Say you received an unexpected windfall of a few thousand dollars. How would you use the money? Many of us would rank “saving” and “paying down debt” pretty high on our list of ways to use these funds, as these are two of the biggest personal finance challenges we all face.
While getting a surprise payout is certainly out of our control, how we approach managing our money day to day is well within it. There are many actions we can all take to save money and decrease debt — here are just a few.
Get a Plan for Your Debt
It’s expensive to let debt keep existing, especially making only minimum payments each month barely capable of making a dent in what you owe. So, why not get a plan with a timeline for paying it down? Explore your options, whether you consider meeting with a certified credit counselor, trying a balance transfer credit card, negotiating with your creditors or simply getting more organized in how much you pay toward each of your balances every month.
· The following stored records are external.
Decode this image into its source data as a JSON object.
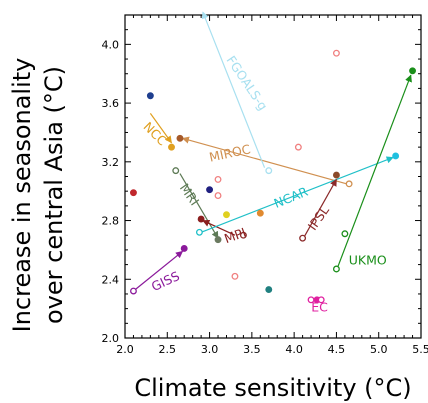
{
  "chart_data": {
    "type": "scatter",
    "xlabel": "Climate sensitivity (°C)",
    "ylabel_line1": "Increase in seasonality",
    "ylabel_line2": "over central Asia (°C)",
    "xlim": [
      2.0,
      5.5
    ],
    "ylim": [
      2.0,
      4.2
    ],
    "x_ticks": [
      "2.0",
      "2.5",
      "3.0",
      "3.5",
      "4.0",
      "4.5",
      "5.0",
      "5.5"
    ],
    "y_ticks": [
      "2.0",
      "2.4",
      "2.8",
      "3.2",
      "3.6",
      "4.0"
    ],
    "grid": false,
    "points": [
      {
        "x": 2.3,
        "y": 3.65,
        "color": "#1f3f8f",
        "filled": true
      },
      {
        "x": 2.1,
        "y": 2.99,
        "color": "#c0282d",
        "filled": true
      },
      {
        "x": 2.1,
        "y": 2.32,
        "color": "#8b1a9b",
        "filled": false
      },
      {
        "x": 2.7,
        "y": 2.61,
        "color": "#8b1a9b",
        "filled": true
      },
      {
        "x": 2.55,
        "y": 3.3,
        "color": "#e0a020",
        "filled": true
      },
      {
        "x": 2.65,
        "y": 3.36,
        "color": "#a65a2a",
        "filled": true
      },
      {
        "x": 2.6,
        "y": 3.14,
        "color": "#5d7a55",
        "filled": false
      },
      {
        "x": 3.0,
        "y": 3.01,
        "color": "#202080",
        "filled": true
      },
      {
        "x": 2.9,
        "y": 2.81,
        "color": "#8b1f1f",
        "filled": true
      },
      {
        "x": 2.88,
        "y": 2.72,
        "color": "#20c0c8",
        "filled": false
      },
      {
        "x": 3.1,
        "y": 2.67,
        "color": "#6b7a60",
        "filled": true
      },
      {
        "x": 3.2,
        "y": 2.84,
        "color": "#e0d020",
        "filled": true
      },
      {
        "x": 3.4,
        "y": 2.7,
        "color": "#8b2a2a",
        "filled": false
      },
      {
        "x": 3.6,
        "y": 2.85,
        "color": "#e08a30",
        "filled": true
      },
      {
        "x": 3.7,
        "y": 2.33,
        "color": "#208080",
        "filled": true
      },
      {
        "x": 3.7,
        "y": 3.14,
        "color": "#a8e0f0",
        "filled": false
      },
      {
        "x": 3.1,
        "y": 3.08,
        "color": "#f08080",
        "filled": false
      },
      {
        "x": 3.1,
        "y": 2.97,
        "color": "#f08080",
        "filled": false
      },
      {
        "x": 3.3,
        "y": 2.42,
        "color": "#f08080",
        "filled": false
      },
      {
        "x": 4.05,
        "y": 3.3,
        "color": "#f08080",
        "filled": false
      },
      {
        "x": 4.5,
        "y": 3.94,
        "color": "#f08080",
        "filled": false
      },
      {
        "x": 4.1,
        "y": 2.68,
        "color": "#8b2a2a",
        "filled": false
      },
      {
        "x": 4.5,
        "y": 3.11,
        "color": "#8b4a2a",
        "filled": true
      },
      {
        "x": 4.65,
        "y": 3.05,
        "color": "#d09050",
        "filled": false
      },
      {
        "x": 4.5,
        "y": 2.47,
        "color": "#1a8f1a",
        "filled": false
      },
      {
        "x": 4.6,
        "y": 2.71,
        "color": "#1a8f1a",
        "filled": false
      },
      {
        "x": 5.4,
        "y": 3.82,
        "color": "#1a8f1a",
        "filled": true
      },
      {
        "x": 5.2,
        "y": 3.24,
        "color": "#20c0e0",
        "filled": true
      },
      {
        "x": 4.2,
        "y": 2.26,
        "color": "#e020a0",
        "filled": false
      },
      {
        "x": 4.27,
        "y": 2.26,
        "color": "#e020a0",
        "filled": true
      },
      {
        "x": 4.32,
        "y": 2.26,
        "color": "#e020a0",
        "filled": false
      }
    ],
    "arrows": [
      {
        "name": "GISS",
        "color": "#8b1a9b",
        "from": [
          2.1,
          2.32
        ],
        "to": [
          2.68,
          2.59
        ],
        "label_pos": [
          2.5,
          2.36
        ],
        "label_rot": -25
      },
      {
        "name": "NCC",
        "color": "#e0a020",
        "from": [
          2.3,
          3.53
        ],
        "to": [
          2.55,
          3.33
        ],
        "label_pos": [
          2.32,
          3.37
        ],
        "label_rot": 45
      },
      {
        "name": "MIROC",
        "color": "#d09050",
        "from": [
          4.62,
          3.05
        ],
        "to": [
          2.68,
          3.36
        ],
        "label_pos": [
          3.25,
          3.23
        ],
        "label_rot": -12
      },
      {
        "name": "MRI",
        "color": "#5d7a55",
        "from": [
          2.65,
          3.12
        ],
        "to": [
          3.1,
          2.68
        ],
        "label_pos": [
          2.72,
          2.96
        ],
        "label_rot": 55
      },
      {
        "name": "MPI",
        "color": "#8b1f1f",
        "from": [
          3.3,
          2.7
        ],
        "to": [
          2.92,
          2.8
        ],
        "label_pos": [
          3.32,
          2.67
        ],
        "label_rot": -20
      },
      {
        "name": "NCAR",
        "color": "#20c0c8",
        "from": [
          2.9,
          2.72
        ],
        "to": [
          5.17,
          3.23
        ],
        "label_pos": [
          3.98,
          2.93
        ],
        "label_rot": -22
      },
      {
        "name": "IPSL",
        "color": "#8b2a2a",
        "from": [
          4.12,
          2.69
        ],
        "to": [
          4.5,
          3.08
        ],
        "label_pos": [
          4.33,
          2.8
        ],
        "label_rot": -55
      },
      {
        "name": "UKMO",
        "color": "#1a8f1a",
        "from": [
          4.52,
          2.49
        ],
        "to": [
          5.38,
          3.79
        ],
        "label_pos": [
          4.87,
          2.5
        ],
        "label_rot": 0
      },
      {
        "name": "FGOALS-g",
        "color": "#a8e0f0",
        "from": [
          3.65,
          3.16
        ],
        "to": [
          2.92,
          4.22
        ],
        "label_pos": [
          3.4,
          3.72
        ],
        "label_rot": 56
      }
    ],
    "text_labels": [
      {
        "name": "EC",
        "color": "#e020a0",
        "pos": [
          4.3,
          2.18
        ]
      }
    ]
  }
}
Even something as simple as targeting whichever credit card has the highest interest rate rather than spreading your funds out evenly amongst all your credit cards can help you keep more dollars in your pocket, as it eliminates the balance with the steepest interest sooner. Just be sure to keep making at least minimum payments on all your accounts each month, whichever strategy you pursue.
Use Cash/Debit Rather Than Credit
To say it’s easy to overspend using credit cards seems almost like an understatement. However, reality always catches up eventually in the form of next month’s balance. The average American family carries more than $6,200 in credit card debt, illustrating how common it is for credit cards to exacerbate the debt cycle.
Debt relief expert Brad Stroh has a simple suggestion for anyone who finds themselves overspending on credit: Use cash. He notes there is both a practical and psychological angle to this. Using cash requires a bit more effort put into planning how much you believe you can and need to spend, as well as a finite limit. When you’re out shopping and you run out of cash, it means your session has come to an end. Furthermore, he notes that having to hand over tangible cash can feel more “real” than swiping a card and seeing some digital numbers on the screen.
In today’s increasingly cashless world, utilizing a debit card can provide similar limits, as the funds immediately draw from a checking account rather than getting added to a revolving credit card balance.
Take Advantage of Personal Finance Technology
There are many personal finance technology tools making it simpler and more convenient than ever before to set and meet financial goals — like saving more or chipping away at debt. Many consumers appreciate the ease of using an app to track their daily spending, and some apps will even make automatic transfers to savings accounts for you to help you meet your goals.
Finding the right tool or tools for your lifestyle can help you make money moves without having to devote much manual time and energy. At the very least, it’s smart to set up automatic transfers from your checking account to various savings accounts so you end up “paying yourself” each month before your whole paycheck ends up spent.
Saving money and reducing your debt go hand in hand, which is why it makes sense to revamp your approach to saving, spending and budgeting so as to make achieving your most important financial goals a major priority in the coming months.